À la fin des années 1960, la concurrence internationale
et la peur du déclassement transforment un populisme
de gauche (rooseveltien, conquérant, égalitaire) en un
«populisme» de droite faisant son miel de la crainte
de millions d'ouvriers et d'employés d'être rattrapés par
plus déshérités qu'eux. C'est alors que la question de
l'insécurité resurgit. Elle va embourgeoiser l'identité de
la gauche, perçue comme laxiste, efféminée, intellectuelle,
et prolétariser celle de la droite, jugée plus déterminée,
plus masculine, moins «naïve».
Cette métamorphose s'accomplit à mesure que l'inflation
resurgit, que les usines ferment et que l'«élite»,
jadis associée aux grandes familles de l'industrie et de
la banque, devient identifiée à une «nouvelle gauche»
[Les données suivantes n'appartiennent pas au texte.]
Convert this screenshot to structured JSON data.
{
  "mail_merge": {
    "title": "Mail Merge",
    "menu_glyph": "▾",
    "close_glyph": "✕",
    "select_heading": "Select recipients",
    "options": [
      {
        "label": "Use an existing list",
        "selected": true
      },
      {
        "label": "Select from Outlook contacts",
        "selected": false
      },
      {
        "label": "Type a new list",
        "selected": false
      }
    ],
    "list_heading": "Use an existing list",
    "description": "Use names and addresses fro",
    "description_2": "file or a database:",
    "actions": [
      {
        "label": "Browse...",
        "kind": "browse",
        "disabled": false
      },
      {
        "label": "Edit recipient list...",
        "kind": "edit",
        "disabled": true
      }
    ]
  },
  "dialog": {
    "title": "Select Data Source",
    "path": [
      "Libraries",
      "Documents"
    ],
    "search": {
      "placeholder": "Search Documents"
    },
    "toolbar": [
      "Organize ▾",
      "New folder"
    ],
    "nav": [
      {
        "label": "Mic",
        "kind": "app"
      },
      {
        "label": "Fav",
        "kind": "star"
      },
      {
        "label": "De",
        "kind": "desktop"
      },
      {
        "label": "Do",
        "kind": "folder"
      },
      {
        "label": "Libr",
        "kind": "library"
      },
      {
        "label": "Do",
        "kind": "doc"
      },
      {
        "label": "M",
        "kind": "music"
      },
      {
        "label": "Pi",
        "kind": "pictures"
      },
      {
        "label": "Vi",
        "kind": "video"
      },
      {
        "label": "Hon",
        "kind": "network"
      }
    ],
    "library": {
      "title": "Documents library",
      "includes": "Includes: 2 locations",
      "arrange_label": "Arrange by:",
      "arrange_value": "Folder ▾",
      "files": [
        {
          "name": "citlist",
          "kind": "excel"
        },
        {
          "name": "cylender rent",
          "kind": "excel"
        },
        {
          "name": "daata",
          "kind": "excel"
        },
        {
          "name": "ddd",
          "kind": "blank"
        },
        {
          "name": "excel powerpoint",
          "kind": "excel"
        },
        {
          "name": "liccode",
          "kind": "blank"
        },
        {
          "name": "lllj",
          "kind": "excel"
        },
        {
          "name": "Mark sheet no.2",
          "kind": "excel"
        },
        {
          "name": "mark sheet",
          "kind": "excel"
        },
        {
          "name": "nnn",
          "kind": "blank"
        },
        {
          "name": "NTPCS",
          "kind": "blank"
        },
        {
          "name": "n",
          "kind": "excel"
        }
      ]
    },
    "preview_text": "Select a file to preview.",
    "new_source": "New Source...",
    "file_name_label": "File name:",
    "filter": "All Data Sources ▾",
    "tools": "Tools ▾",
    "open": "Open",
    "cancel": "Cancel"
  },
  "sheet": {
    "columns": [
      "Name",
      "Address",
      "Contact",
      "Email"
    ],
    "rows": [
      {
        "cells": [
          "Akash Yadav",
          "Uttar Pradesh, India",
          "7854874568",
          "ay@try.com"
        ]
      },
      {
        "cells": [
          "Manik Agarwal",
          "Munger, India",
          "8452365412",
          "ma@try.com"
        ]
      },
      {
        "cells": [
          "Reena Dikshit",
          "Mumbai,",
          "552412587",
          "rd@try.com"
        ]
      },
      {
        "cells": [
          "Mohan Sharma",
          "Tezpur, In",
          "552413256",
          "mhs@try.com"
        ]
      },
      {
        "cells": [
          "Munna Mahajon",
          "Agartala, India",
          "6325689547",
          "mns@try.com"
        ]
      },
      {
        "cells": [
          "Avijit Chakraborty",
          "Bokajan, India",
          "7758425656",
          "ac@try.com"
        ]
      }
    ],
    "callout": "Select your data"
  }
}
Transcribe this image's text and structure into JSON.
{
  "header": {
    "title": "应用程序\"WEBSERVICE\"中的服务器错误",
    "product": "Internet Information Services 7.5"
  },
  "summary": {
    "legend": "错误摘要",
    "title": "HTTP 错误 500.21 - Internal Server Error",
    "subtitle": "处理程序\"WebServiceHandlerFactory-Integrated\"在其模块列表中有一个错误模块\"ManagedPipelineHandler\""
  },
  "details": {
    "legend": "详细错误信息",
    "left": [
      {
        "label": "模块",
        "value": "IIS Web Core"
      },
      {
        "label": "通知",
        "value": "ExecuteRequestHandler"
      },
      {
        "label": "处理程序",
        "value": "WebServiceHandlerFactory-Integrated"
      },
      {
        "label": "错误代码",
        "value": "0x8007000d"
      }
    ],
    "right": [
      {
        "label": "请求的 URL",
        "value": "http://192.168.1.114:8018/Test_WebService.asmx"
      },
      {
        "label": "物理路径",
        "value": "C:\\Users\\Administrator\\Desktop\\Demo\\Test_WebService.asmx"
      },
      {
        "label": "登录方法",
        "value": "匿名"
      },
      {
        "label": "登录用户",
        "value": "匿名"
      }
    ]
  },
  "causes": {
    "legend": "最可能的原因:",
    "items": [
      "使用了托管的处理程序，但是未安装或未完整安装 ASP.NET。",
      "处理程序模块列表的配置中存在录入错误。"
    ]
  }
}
friande d'innovations sociales, sexuelles et raciales.
Les médias conservateurs n'ont plus qu'à se déchaîner
contre une oligarchie radical-chic protégée d'une insécurité
qu'elle conteste avec l'insouciance de ceux que
cette violence épargne. Au reste, n'est-elle pas entretenue
dans ses aveuglements par une ménagerie de juges
laxistes, d'intellectuels jargonnants et autres boucs
émissaires rêvés du ressentiment populaire ?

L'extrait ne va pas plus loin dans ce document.